Freelance writer and poet from London; if you would like to read my poetry, please check out my book, 'Poems on the Page', available from goo.gl/Ta4oAX.
I Want to Believe
The truth is out there.
Just quite where to find it, we haven't figured out yet, but we keep looking. We have telescopes searching the skies, probes exploring space, and land rovers traversing planets, all in an effort to find extra-terrestrial life.
There was a time when the thought of aliens on other planets was mere science fiction, and there are those who still laugh off the idea, but to me it is more laughable to say that there is no life on other planets. Space is infinite; there are billions of planets out there. How can we be the only ones in the universe? To think we are the only form of intelligent life seems rather self-centred to me. Perhaps I should not be surprised; man did used to think Earth was the centre of the universe after all.
So, if aliens do exist, what are they be like? Peaceful like the Vulcans or hostile like the Klingons? And then there is the big question - have aliens already visited Earth? There have been UFO across the world for decades, but most people just dismiss them as hoaxes, military aircraft, or weather balloons.
Between the 1st - 8th March, The Royal Observatory in Greenwich will be exploring these questions in the one week exhibition, Alien Revolution. Taking an intimate look at the history of our relationship with extra-terrestrial life through science and culture, the exhibition will look at the writings of the 16th century astronomer, Copernicus, investigate case studies such as the abduction claims of Betty & Barney Hill in 1961, and consider how these stories have influenced our popular culture with films such as ET: The Extraterrestrial.
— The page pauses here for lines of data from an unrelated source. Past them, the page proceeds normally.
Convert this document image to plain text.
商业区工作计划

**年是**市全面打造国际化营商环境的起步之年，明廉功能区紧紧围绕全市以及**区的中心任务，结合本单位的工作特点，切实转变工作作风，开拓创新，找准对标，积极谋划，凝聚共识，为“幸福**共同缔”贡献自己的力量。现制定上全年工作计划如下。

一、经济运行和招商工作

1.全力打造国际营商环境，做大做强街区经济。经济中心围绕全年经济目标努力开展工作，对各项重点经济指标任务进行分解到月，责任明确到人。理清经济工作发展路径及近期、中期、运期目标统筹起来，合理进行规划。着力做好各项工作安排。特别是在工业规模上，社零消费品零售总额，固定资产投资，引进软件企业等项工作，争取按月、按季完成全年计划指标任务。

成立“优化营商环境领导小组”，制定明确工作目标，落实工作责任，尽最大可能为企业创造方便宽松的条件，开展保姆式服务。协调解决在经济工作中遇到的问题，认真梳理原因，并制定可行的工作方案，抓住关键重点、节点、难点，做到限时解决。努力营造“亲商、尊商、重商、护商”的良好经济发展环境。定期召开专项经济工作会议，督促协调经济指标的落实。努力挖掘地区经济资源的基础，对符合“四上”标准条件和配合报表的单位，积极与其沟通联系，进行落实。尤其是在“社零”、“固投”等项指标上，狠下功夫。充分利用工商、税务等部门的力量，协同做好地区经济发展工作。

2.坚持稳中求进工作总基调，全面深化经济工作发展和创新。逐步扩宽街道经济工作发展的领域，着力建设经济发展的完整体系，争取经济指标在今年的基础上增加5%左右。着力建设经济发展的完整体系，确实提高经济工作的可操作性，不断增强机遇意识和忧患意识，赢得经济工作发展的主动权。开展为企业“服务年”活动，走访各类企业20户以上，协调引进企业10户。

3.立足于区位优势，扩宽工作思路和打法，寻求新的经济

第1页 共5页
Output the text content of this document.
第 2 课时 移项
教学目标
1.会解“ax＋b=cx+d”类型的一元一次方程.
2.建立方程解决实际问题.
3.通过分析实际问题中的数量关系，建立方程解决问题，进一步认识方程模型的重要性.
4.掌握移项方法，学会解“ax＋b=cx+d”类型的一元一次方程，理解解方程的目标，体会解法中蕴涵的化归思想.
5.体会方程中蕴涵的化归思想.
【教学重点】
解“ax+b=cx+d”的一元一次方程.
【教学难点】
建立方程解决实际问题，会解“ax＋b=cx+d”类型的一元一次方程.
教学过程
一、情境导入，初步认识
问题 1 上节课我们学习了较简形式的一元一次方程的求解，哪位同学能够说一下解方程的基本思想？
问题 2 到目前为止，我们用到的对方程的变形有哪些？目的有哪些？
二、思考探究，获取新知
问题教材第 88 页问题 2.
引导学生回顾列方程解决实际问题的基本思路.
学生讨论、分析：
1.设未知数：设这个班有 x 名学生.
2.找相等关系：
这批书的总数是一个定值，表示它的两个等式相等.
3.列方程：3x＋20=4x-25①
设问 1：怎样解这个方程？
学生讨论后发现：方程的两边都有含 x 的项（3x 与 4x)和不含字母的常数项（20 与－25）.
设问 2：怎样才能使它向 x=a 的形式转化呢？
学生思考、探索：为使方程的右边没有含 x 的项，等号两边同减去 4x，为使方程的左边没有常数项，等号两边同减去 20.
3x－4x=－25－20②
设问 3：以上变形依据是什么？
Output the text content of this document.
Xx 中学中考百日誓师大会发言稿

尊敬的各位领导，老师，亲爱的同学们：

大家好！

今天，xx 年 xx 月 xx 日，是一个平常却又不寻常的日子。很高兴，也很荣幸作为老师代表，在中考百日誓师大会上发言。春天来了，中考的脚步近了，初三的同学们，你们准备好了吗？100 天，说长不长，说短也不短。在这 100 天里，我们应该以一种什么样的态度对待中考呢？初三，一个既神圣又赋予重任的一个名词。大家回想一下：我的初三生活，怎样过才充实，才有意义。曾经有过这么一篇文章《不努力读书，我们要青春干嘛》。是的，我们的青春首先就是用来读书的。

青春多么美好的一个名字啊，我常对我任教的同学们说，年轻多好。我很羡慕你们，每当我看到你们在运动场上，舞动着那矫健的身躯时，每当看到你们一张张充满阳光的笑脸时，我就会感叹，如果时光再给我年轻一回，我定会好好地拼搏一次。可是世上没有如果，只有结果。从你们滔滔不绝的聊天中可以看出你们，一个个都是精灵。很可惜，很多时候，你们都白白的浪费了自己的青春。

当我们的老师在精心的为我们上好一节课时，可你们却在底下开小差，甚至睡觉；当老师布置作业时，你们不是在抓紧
As part of the Royal Observatory Greenwich's Alien Season there will also be scheduled days for classic sci-fi film screenings, family workshops, talks, and themed planetarium shows.
The next event is titled From Atoms to Aliens (Explore Your Universe). The thirty minute workshops run between the 30th March -14th April, and are designed for families (one adult plus 3 children or two adults plus two children). Tickets are £5 and includes science demonstrations and activities to show how we evolved.
There will also be an adult astronomy course, Aliens in Science Fiction: 'Intellects, vast, cool and unsympathetic?'; the six week course costs £72 and runs between the 16th April - 21st May. The two-hour sessions start at 7pm, and during that time you will learn about the development of fictional aliens through literature, art, film, and television; it is an ideal course for science fiction writers and enthusiasts.